5 People I Want To Be Like When I Grow Up
1. The runaway bride who reported an earthquake IN HER WEDDING DRESS.
I have no idea what she's saying, but anyone who leaves her own wedding to cover breaking news gets the prestigious title of Bad Ass.
2. This guy who river-danced on a moving bus.
River dancing is pretty impressive by itself; add a moving vehicle into the mix and you've got something out of a Hollywood musical. Also, I imagine this is what Speed would have looked like if it took place in Dublin. One can only dream.

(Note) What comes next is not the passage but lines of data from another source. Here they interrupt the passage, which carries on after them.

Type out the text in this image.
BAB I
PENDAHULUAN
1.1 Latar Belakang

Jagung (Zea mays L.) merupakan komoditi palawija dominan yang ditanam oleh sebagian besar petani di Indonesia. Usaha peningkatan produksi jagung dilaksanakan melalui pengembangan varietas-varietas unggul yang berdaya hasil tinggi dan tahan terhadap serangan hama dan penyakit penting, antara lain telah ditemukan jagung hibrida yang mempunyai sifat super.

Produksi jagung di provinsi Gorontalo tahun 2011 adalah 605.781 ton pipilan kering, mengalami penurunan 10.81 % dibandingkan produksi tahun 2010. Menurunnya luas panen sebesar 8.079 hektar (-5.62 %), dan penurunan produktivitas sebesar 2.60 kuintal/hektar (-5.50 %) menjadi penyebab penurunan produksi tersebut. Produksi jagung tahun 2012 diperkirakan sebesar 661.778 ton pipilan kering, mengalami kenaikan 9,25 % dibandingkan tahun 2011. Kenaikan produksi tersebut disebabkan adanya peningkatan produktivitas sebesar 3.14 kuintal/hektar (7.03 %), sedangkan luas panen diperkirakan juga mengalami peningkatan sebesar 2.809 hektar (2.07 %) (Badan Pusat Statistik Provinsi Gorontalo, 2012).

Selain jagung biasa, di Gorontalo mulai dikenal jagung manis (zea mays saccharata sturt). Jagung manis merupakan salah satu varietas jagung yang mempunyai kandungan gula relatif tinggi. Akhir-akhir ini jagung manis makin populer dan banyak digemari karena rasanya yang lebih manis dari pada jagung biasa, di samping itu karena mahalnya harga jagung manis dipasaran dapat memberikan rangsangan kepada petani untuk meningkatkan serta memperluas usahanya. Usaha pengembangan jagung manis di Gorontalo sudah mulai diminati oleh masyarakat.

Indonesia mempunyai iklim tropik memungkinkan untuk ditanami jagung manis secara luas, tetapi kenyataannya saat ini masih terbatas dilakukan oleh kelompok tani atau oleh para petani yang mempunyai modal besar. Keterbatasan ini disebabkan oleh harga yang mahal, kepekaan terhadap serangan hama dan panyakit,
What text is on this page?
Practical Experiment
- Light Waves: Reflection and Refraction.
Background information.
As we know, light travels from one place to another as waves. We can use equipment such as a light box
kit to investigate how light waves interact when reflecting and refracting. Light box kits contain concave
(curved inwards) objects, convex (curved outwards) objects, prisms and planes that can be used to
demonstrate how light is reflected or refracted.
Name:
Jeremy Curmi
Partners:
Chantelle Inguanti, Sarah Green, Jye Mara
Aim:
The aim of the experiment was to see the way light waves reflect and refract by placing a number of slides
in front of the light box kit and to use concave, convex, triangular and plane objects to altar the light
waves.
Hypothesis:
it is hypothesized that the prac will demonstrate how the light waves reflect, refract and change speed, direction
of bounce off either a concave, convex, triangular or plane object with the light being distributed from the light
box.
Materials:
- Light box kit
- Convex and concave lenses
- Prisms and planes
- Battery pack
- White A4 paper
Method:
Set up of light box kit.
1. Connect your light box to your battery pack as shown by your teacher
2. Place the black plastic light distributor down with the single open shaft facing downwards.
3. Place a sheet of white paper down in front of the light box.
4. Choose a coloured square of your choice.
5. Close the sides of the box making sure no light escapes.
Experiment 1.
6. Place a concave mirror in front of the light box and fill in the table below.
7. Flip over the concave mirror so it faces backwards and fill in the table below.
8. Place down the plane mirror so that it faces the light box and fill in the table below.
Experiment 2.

3. Everyone in this video.
I can hardly imagine what it's like to lose both legs. Celeste Corcoran lost both of hers in the marathon bombings, and naturally, she was devastated. Who better to comfort her than someone who lost both legs himself? The man in the video, who is a marine, said, "There are so many opportunities that are going to come your way." That might be the best thing anyone could have said to her at that moment. Another man stepped in and, after telling her she was pretty (what a prince), he gestured to her legs with a hand saying, "This is just a change of scenery. The last few seconds are the best when Corcoran starts to believe that she might actually run the marathon in the future--something she likely would not have done before the accident. When you're a victim you don't want to be told you'll just be okay, you want to be encouraged to believe you'll be even better than before.
4. This sea lion.
This is more of what I hope to see in my old age--80 years old with the voraciously indiscriminate appetite of a sea lion. "Oh, you're working on something fancy? That's nice, I'm working on eating new things. NOM."
5. The Journalists at the Chicago Tribune.
When the Chicago Tribune bought stacks of pizza for the Boston Globe, they did irrevocable work in improving the bad rap journalists often get ("journalism was recently ranked #6 on the list of professions with the most psychopaths. Ouch). They included this message:
Before that, the Tribune's sports section printed a large graphic in tribute to Boston as a gesture of solidarity in a time of tragedy:
With simple, yet powerful language, the Tribune summed up the importance of being there for on another in a time of calamity, even if it is your rivals who are in need. The editors that decided to send the Boston Globe lunch, and the writers and graphic artists who put this image on the sports section took the time to see the Globe journalists as colleagues and not rivals. Long after people recover from the bombings, this will remind people that although we've got competition in many corners of life, we're in it together.